What is fatal to the cause of action at bar is that defendant's web site is not being used for any commercial purpose. The web site is not selling competing products or any goods whatsoever. The Lanham Act cannot be use as a pretext to stifle critics of goods or services by someone, such as a consumer advocate, who is not engaged in marketing or promoting a competitive product or service. Tzougrakis v. Cyvelillance, Inc., 145 FSupp2d 325 (SDNY 2001).
In addition, the names of the web sites are not confusingly similar. The two web names, ( and are not identical. While defendant's web site name contains the words "Penn Warranty", the use of the additional word "litigation," in itself suggests that the site contains information about a court proceeding where Penn Warranty is pitted against someone or something else. The use of the word "litigation" would hardly serve as a "come on" or a "promotion" of Penn Warranty and/or its products.
Even, however, were there the slightest confusion about whether someone initially finding defendant's web site would think that he or she had actually reached on plaintiff's own web site, that mistaken belief would be dispelled immediately. Defendant's web site clearly and unmistakenably indicates an unfavorable view of plaintiff and its business practices.
Summary judgment dismissing the fifth cause of action is, therefore, granted.
F. Permanent Injunction
The permanent injunction requested in this case is against the future making of defamatory statements by defendant. This cause of action is entirely dependant upon plaintiff establishing, at a minimum, its cause of action for defamation in the first place. See: Rombom v. Weberman, 2002 WL 146 1890 (Sup. Ct. Kings Co. 2002); Trojan Electric & Machine Co. v. Heusinger, 162 AD2d 859 (3rd dept. 1990). Since the court has dismissed the underlying cause of action for libel, there is similarly and for the same reasoning, no basis to enjoin the making of such challenged statements in the future.
The court grants defendant's motion for summary judgment dismissing the sixth cause of action and denies plaintiff's motion seeking summary judgment on the sixth cause of action.
In accordance herewith the court grants defendant's motion for summary judgment dismissing the complaint and denies defendant's motion for summary judgment on the third and sixth causes of action. It is hereby:
ORDERED that the complaint is hereby dismissed in its entirety, and it is further
ORDERED that plaintiff's cross motion seeking summary judgment on the third and sixth cause of action is denied.

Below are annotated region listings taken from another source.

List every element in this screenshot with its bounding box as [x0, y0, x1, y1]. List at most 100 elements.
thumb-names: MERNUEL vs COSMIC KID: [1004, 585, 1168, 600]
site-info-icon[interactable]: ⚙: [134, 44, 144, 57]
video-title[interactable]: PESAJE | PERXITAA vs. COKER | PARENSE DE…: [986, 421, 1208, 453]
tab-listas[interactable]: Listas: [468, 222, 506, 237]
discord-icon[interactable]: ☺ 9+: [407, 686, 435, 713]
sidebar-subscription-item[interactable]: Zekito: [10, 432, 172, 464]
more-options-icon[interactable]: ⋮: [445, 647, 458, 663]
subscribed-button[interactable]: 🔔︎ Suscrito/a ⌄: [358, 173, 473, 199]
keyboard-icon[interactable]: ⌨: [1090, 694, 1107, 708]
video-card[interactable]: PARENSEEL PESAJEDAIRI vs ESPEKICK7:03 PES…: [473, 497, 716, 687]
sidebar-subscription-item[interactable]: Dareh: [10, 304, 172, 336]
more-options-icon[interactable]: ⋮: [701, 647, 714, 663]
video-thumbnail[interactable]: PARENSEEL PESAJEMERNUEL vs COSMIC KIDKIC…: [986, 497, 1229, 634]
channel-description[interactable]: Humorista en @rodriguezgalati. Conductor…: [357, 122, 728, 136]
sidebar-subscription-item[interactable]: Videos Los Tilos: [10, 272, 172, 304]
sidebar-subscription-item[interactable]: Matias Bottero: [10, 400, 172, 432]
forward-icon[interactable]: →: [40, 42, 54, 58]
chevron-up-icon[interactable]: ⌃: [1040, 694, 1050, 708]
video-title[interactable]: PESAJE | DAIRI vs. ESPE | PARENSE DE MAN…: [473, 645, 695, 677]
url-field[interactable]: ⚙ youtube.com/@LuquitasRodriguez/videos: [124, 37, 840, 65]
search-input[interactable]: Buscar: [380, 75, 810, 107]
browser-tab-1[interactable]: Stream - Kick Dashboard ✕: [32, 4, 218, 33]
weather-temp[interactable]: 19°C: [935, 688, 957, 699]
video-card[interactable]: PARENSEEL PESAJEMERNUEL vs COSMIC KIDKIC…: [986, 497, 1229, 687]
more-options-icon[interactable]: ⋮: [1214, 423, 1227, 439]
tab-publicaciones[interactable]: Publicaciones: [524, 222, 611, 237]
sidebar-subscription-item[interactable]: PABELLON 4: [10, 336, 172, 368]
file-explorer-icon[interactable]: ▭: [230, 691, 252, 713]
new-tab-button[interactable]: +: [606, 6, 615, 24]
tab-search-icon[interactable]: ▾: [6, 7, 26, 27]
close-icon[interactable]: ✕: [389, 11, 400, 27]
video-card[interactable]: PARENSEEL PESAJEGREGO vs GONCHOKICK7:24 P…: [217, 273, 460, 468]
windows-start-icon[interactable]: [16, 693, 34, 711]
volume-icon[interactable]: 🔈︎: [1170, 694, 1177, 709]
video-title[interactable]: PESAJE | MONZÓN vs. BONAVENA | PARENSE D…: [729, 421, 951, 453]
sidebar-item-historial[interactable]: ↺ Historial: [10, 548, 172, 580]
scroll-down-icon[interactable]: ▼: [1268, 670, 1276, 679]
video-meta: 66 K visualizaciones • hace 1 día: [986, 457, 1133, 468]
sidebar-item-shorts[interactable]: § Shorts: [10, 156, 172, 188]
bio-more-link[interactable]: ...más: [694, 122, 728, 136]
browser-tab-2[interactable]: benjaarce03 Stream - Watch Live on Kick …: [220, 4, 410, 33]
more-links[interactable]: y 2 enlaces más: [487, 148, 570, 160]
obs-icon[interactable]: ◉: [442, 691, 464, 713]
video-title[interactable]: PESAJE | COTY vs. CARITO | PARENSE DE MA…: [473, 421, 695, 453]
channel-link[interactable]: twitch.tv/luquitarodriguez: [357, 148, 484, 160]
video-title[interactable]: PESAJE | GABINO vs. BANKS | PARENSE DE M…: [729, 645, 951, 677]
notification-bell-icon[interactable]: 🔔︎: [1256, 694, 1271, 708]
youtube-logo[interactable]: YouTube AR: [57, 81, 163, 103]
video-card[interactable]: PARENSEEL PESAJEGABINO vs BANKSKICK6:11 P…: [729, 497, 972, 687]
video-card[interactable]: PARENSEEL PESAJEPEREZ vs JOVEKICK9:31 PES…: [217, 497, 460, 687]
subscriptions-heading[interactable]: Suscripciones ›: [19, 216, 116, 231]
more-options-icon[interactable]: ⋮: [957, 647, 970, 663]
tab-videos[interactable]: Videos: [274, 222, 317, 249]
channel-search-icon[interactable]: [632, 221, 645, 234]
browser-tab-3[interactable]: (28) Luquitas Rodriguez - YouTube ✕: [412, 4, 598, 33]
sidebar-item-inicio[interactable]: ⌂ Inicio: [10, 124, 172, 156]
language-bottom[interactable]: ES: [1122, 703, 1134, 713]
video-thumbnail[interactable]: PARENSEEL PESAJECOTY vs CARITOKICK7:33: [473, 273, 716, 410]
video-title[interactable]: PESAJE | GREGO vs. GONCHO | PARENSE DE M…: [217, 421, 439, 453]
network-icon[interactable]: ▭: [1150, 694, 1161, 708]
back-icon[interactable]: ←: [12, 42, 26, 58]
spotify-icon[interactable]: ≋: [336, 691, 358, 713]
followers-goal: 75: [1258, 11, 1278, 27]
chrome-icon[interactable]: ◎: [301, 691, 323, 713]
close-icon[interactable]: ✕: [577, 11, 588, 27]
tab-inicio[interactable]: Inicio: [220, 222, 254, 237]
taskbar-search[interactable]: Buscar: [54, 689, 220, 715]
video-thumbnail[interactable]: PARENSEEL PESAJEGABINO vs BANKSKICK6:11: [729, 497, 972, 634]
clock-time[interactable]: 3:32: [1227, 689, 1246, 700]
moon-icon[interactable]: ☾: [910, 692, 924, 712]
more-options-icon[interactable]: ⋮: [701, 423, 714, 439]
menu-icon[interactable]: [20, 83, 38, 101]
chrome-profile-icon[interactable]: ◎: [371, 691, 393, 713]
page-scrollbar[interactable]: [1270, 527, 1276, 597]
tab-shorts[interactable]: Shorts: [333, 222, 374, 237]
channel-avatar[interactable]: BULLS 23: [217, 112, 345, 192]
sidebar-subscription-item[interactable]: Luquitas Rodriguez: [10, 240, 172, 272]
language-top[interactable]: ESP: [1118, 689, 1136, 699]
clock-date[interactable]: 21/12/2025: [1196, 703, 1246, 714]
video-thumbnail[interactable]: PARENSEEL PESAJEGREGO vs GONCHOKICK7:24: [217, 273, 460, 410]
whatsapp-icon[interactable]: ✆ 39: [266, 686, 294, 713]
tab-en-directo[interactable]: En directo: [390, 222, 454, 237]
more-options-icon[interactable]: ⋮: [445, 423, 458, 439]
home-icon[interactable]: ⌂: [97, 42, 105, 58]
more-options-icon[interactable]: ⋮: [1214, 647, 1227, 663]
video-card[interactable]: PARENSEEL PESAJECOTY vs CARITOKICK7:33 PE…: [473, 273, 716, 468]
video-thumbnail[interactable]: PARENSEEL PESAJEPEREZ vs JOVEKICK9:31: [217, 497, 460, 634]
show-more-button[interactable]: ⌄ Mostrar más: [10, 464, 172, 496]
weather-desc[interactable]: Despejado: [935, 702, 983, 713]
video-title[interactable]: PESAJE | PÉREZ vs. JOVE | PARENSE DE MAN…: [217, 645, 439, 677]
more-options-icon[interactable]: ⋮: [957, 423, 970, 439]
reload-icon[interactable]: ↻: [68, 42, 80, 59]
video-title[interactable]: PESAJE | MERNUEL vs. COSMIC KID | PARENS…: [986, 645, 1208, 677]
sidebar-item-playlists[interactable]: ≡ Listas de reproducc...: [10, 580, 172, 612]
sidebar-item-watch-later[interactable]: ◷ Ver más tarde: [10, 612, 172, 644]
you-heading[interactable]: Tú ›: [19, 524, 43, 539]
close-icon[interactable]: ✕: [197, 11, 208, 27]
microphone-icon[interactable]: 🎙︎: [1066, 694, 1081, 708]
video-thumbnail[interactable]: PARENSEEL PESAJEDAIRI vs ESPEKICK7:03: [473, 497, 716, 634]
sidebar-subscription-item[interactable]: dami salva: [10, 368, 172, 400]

Any requested relief not expressly granted herein is denied.
This shall constitute the decision and order of the Court.
Dated: New York, New York
October 24, 2005 So Ordered
Footnote 1:There is some concern that the doctrines of per se defamation may not withstand first amendment constitutional scrutiny. See: Liberman v. Gelstein, 80 NY2d 429, 434 (1992), supra , footnote 1. Since this argument has not been raised at bar, the court does not reach it.